WrightHT, Inc., Denver, CO

B. A. Pint

Oak Ridge National Laboratory, Oak Ridge, TN

J. P. Shingledecker, D. Thimsen

Electric Power Research Institute, Charlotte, NC

Paper No. GT2013-94941, pp. V008T34A010; 13 pages
  • ASME Turbo Expo 2013: Turbine Technical Conference and Exposition
  • Volume 8: Supercritical CO2 Power Cycles; Wind Energy; Honors and Awards
  • San Antonio, Texas, USA, June 3–7, 2013
  • Conference Sponsors: International Gas Turbine Institute
  • ISBN: 978-0-7918-5529-4
  • Copyright © 2013 by ASME


Proposed open and closed Brayton-type cycle systems employing supercritical CO2 (sCO2) as the working fluid develop hot gas path environments that present challenging requirements of strength and environmental resistance for the materials of construction. The likely materials properties required by different cycle configurations are examined and compared with the capabilities of available materials. In some instances where peak operating conditions in the turbines in closed-cycle systems approach 500°–700°C at 200 bar, or 1150°C at 300 bar for open cycles, the range of available alloys with the requisite temperature-strength and capabilities is limited.

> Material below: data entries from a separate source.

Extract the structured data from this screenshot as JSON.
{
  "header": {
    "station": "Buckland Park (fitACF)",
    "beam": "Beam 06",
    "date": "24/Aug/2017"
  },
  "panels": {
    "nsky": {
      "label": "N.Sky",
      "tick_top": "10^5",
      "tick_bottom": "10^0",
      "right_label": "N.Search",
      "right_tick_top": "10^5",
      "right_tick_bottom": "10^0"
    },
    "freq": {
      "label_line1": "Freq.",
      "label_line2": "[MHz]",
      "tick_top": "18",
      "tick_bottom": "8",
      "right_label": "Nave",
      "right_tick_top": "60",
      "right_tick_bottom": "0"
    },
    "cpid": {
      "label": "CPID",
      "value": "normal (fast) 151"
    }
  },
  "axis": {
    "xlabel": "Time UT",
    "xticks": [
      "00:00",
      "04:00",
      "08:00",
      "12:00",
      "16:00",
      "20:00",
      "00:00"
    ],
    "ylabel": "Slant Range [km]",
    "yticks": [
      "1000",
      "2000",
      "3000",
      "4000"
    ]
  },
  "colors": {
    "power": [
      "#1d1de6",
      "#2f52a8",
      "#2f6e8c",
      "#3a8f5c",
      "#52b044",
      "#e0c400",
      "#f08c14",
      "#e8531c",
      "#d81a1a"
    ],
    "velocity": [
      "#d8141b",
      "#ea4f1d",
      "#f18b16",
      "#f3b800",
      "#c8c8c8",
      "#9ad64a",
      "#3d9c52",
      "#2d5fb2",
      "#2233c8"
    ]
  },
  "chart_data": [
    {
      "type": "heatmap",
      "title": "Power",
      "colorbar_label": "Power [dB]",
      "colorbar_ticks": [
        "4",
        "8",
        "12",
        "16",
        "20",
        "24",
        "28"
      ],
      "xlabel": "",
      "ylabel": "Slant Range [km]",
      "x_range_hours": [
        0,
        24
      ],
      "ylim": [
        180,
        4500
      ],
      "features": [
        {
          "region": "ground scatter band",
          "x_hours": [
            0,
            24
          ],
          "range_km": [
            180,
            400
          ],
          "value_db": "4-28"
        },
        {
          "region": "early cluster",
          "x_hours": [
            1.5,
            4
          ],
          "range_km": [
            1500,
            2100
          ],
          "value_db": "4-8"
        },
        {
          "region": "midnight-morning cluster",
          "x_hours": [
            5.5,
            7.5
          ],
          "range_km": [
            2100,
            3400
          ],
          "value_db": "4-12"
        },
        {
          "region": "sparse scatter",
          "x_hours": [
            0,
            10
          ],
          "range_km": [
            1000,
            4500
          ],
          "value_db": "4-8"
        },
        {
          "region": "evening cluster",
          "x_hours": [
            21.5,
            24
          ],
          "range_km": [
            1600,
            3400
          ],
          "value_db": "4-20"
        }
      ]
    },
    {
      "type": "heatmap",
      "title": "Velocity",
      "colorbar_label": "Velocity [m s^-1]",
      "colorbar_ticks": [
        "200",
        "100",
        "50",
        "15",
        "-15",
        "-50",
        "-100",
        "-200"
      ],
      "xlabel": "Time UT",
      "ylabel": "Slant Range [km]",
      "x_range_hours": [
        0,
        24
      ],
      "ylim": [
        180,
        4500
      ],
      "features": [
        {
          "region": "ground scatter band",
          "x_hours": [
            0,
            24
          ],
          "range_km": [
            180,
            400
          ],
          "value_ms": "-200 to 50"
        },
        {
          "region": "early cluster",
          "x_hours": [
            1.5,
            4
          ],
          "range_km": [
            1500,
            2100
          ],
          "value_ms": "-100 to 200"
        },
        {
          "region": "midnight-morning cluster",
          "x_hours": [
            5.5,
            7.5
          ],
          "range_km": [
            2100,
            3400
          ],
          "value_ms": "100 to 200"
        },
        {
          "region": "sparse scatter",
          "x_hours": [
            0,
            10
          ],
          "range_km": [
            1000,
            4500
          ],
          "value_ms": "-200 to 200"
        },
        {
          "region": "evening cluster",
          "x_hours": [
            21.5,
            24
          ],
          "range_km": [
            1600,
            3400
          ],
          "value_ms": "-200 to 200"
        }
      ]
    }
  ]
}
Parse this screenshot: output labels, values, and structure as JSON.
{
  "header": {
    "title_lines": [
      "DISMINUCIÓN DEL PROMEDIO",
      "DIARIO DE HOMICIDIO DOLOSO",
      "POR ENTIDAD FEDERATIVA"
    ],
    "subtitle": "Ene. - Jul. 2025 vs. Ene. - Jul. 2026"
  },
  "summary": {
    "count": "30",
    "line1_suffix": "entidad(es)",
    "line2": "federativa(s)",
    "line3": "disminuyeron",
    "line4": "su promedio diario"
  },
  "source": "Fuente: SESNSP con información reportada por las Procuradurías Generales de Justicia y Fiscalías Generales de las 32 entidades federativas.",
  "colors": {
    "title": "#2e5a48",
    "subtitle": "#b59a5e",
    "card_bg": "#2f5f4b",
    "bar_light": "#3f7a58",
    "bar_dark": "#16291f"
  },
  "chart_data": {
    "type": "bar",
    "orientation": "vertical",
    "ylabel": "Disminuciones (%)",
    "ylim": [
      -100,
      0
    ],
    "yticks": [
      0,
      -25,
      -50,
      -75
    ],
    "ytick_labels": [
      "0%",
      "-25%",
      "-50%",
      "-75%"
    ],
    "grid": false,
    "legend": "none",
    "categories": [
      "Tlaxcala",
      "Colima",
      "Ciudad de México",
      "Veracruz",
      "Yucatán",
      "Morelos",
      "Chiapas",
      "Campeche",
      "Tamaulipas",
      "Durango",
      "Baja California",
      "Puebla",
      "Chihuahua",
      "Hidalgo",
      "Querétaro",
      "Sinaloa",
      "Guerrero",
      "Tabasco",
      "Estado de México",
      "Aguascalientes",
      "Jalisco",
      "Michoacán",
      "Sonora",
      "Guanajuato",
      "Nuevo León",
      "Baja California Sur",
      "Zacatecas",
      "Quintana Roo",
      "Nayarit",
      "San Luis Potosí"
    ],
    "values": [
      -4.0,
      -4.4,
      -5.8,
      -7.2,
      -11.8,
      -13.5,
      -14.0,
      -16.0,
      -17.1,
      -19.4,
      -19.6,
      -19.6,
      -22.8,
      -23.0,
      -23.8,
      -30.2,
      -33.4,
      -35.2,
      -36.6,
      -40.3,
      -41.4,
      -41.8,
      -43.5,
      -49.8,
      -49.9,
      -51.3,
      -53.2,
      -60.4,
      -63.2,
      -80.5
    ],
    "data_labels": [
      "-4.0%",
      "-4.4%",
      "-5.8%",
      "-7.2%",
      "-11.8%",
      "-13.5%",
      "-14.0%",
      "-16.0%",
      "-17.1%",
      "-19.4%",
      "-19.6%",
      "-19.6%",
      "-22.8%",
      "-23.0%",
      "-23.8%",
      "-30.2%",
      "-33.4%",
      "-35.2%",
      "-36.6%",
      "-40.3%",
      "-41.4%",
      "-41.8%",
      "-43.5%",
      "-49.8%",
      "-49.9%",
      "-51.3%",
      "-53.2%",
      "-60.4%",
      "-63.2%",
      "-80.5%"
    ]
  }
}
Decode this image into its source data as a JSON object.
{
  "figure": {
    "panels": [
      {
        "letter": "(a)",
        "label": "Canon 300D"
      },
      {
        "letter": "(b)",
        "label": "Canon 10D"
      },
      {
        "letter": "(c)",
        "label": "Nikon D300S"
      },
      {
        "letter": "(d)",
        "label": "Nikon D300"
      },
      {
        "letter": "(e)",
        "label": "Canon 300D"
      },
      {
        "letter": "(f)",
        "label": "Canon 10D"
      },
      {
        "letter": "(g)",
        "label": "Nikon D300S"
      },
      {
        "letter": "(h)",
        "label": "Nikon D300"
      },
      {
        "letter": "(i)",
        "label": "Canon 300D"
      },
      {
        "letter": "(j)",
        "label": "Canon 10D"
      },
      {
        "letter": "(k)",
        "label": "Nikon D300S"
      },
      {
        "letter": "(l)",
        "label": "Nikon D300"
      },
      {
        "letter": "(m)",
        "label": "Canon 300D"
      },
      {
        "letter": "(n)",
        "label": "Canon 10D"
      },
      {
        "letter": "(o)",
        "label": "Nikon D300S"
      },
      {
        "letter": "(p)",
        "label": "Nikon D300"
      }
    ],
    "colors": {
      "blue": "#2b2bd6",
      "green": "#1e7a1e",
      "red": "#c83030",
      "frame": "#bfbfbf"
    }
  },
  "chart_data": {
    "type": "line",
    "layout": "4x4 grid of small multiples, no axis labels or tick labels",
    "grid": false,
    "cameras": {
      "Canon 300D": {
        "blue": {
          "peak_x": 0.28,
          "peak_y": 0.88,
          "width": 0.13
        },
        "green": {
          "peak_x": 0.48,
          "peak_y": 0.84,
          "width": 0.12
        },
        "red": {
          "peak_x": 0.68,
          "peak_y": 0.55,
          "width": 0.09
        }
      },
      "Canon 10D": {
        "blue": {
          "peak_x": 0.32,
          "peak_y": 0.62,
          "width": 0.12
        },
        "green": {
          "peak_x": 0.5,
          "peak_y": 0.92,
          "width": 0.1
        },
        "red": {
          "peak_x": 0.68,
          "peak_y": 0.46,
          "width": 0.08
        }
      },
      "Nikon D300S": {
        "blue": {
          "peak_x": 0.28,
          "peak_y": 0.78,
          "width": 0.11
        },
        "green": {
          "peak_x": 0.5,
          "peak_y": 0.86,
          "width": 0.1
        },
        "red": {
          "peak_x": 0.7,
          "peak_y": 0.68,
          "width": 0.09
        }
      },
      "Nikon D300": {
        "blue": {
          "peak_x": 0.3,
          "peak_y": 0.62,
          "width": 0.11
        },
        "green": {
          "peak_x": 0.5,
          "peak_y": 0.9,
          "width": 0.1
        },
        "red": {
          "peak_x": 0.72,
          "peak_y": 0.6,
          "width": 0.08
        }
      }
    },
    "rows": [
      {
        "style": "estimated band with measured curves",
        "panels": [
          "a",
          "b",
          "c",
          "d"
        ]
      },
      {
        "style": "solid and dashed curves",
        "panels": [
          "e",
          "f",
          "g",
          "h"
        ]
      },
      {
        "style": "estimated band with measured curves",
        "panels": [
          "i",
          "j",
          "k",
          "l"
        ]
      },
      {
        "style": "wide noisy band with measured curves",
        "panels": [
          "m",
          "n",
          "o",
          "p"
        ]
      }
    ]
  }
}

The cycles are highly recuperated: hot, lower-pressure turbine exhaust is used to pre-heat high-pressure CO2 entering the external heater or combustor just upstream of the turbine. Obviously, there is a need to match alloy capabilities with the performance requirements of individual components. Where alloys are employed under conditions beyond current experience, or in unusual configurations (the unique properties of sCO2 may impact the design of some components), practical acceptance will depend on successful qualification testing involving close collaboration among equipment manufacturers, materials suppliers, and materials research and development groups.

Examination of the range of scenarios published for sCO2 turbine systems suggests that approaches used in the U.S. Advanced, Ultra-Supercritical (A-USC) Steam Boiler program, and some of the data generated for fabrication, joining, mechanical properties, and performance in simulated service environments in that program, will be applicable to some of the components in these systems. An attempt to elaborate and prioritize the materials property and qualification activities required for the successful realization of these sCO2 cycles is presented as a guide to activities needed to facilitate materials selection.